Determinados comportamientos de los que a veces no somos del todo conscientes que los tenemos y de las consecuencias que tienen no sólo en el desarrollo de nuestros hijos sino en nuestra relación con ellos pueden hacer que perdamos la conexión con nuestros hijos y que se distancien de nosotros.

 -La violencia física (cachetes, bofetones, agarrones, collejas, …): cualquier tipo de violencia física hacia nuestros hijos, hace que sientan mucho miedo, que no se sientan queridos ni protegidos por nosotros, que no confíen en nosotros, nos alejan muchísimo de ellos, ya que las personas más importantes para ellos, las que tienen que darles amor, seguridad y protección les están haciendo daño.

 –La violencia verbal (los gritos, los insultos, las amenazas,…): no sólo les hace mucho daño y afecta a su autoestima y salud emocional sino que genera muy mal ambiente, un ambiente tenso, de desconfianza y de desconexión absoluta.

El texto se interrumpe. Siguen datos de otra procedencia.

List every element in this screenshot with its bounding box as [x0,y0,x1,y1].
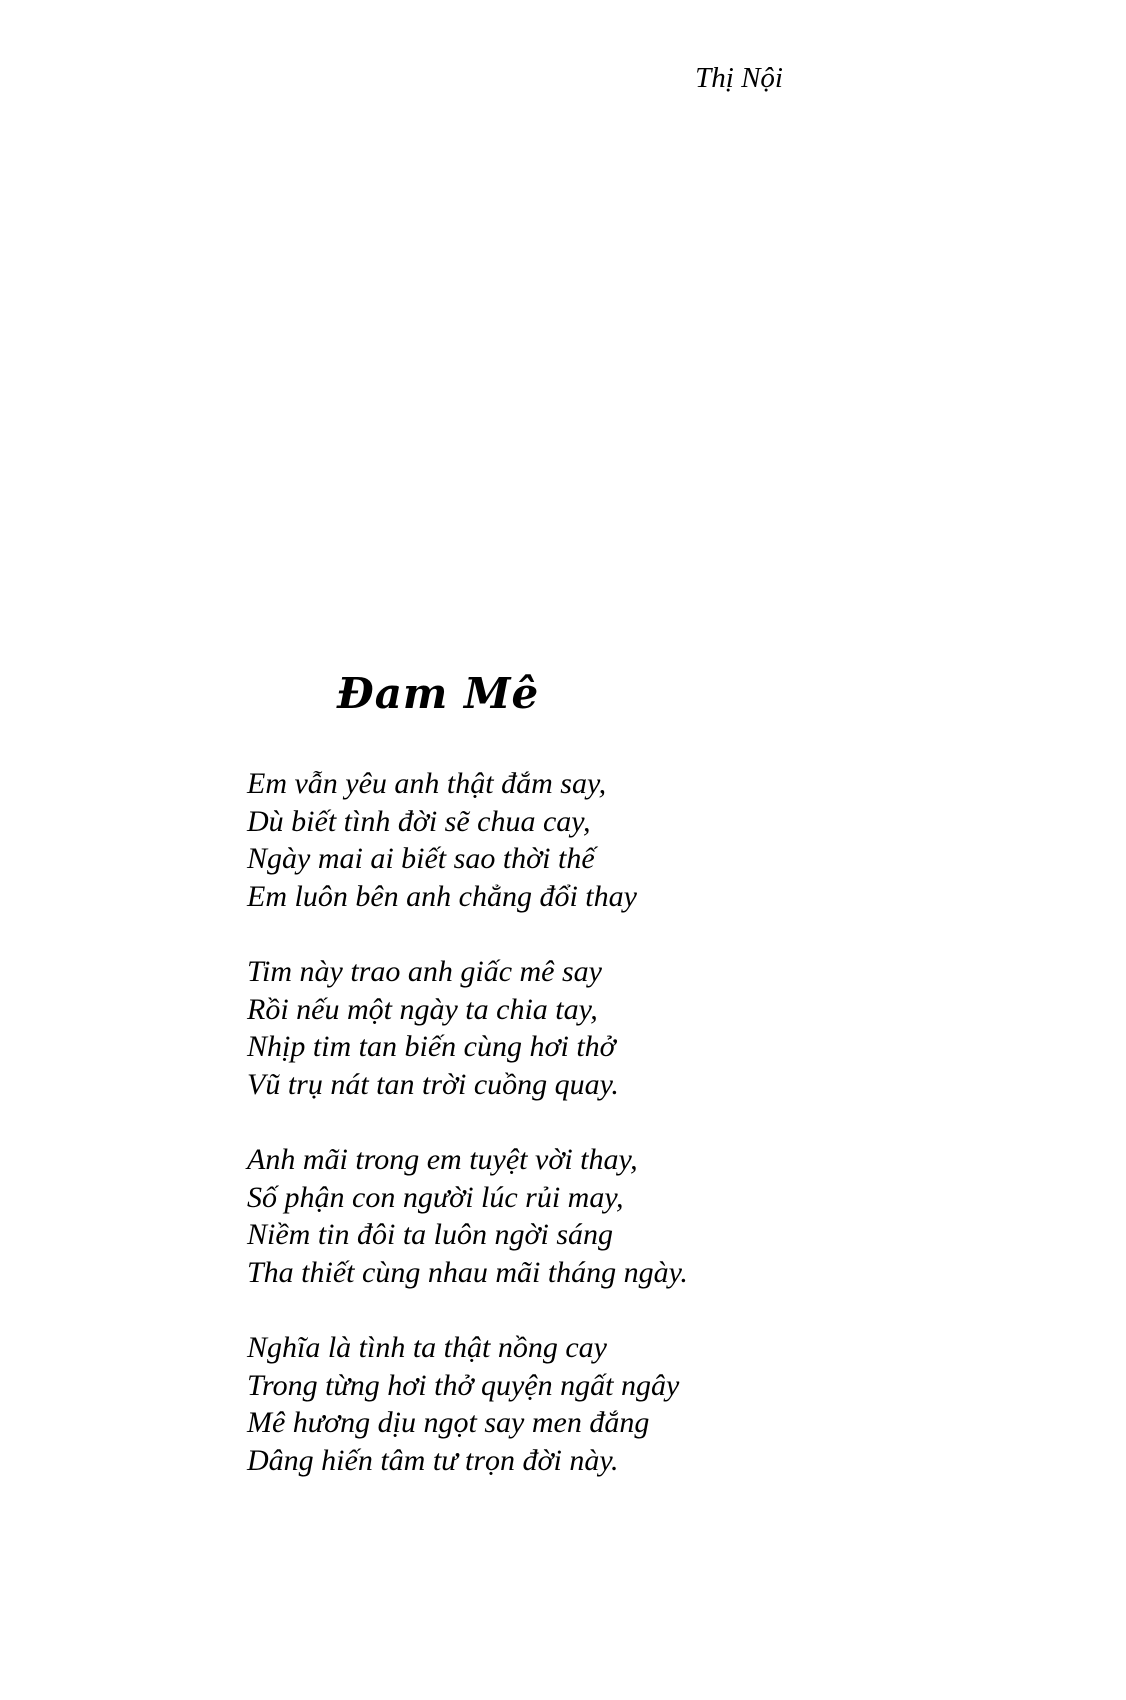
poem-line: Tim này trao anh giấc mê say [247,955,602,988]
poem-line: Ngày mai ai biết sao thời thế [247,842,595,875]
poem-line: Dù biết tình đời sẽ chua cay, [247,804,591,838]
poem-line: Dâng hiến tâm tư trọn đời này. [247,1443,619,1477]
poem-line: Em luôn bên anh chẳng đổi thay [247,879,637,913]
poem-line: Niềm tin đôi ta luôn ngời sáng [247,1218,614,1251]
poem-line: Số phận con người lúc rủi may, [247,1180,624,1214]
poem-line: Nghĩa là tình ta thật nồng cay [247,1331,607,1364]
poem-line: Em vẫn yêu anh thật đắm say, [247,767,607,800]
poem-line: Tha thiết cùng nhau mãi tháng ngày. [247,1255,688,1289]
stanza-3 [247,1141,1047,1291]
poem-line: Anh mãi trong em tuyệt vời thay, [247,1143,638,1176]
stanza-4 [247,1329,1047,1479]
poem-line: Mê hương dịu ngọt say men đắng [247,1406,650,1439]
poem-title: Đam Mê [337,669,540,718]
poem-body [247,765,1047,1517]
poem-line: Vũ trụ nát tan trời cuồng quay. [247,1067,619,1101]
stanza-2 [247,953,1047,1103]
running-header-author: Thị Nội [695,62,783,94]
stanza-1 [247,765,1047,915]
poem-line: Nhịp tim tan biến cùng hơi thở [247,1030,616,1063]
poem-line: Trong từng hơi thở quyện ngất ngây [247,1368,680,1402]
poem-line: Rồi nếu một ngày ta chia tay, [247,992,598,1026]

Las críticas y juicios: compararles constantemente con los demás, no aceptarles tal y como son y señalar continuamente sus errores y nunca hablar de sus aciertos. Son actitudes que pueden ser incluso mucho más dañinas que un grito, ya que muchas veces hay padres que se relacionan sólo desde ahí, desde la crítica y el juicio continuo y esto a la larga acaba con la autoestima de los niños. Produce una desconexión absoluta entre padres e hijos ya que nadie quiere estar con una persona que no le hace sentir bien y valioso, que sólo sabe resaltar sus errores o debilidades (que todos tenemos).

 -Ignorarles o mostrar falta de interés: sentirse ignorado o que no se interesan por tu vida, por tus necesidades, que no te prestan atención es de las peores sensaciones que puede tener cualquier persona. Unos padres que no prestan atención a sus hijos estarán completamente desconectados de ellos, no van a poder tener una relación cercana y de confianza si no muestran interés y se implican en el día a día de sus hijos.

Si queremos construir una buena relación con nuestros hijos, una relación cercana y de confianza, en la que nuestros hijos se sientan seguros con nosotros a mostrarse tal y como son y que además ellos tengan un desarrollo saludable, debemos evitar tener estos comportamientos con ellos y centrarnos en cuidar la relación con nuestros hijos, en procurar que se sientan queridos por nosotros, en trabajar diariamente la conexión con nuestros hijos.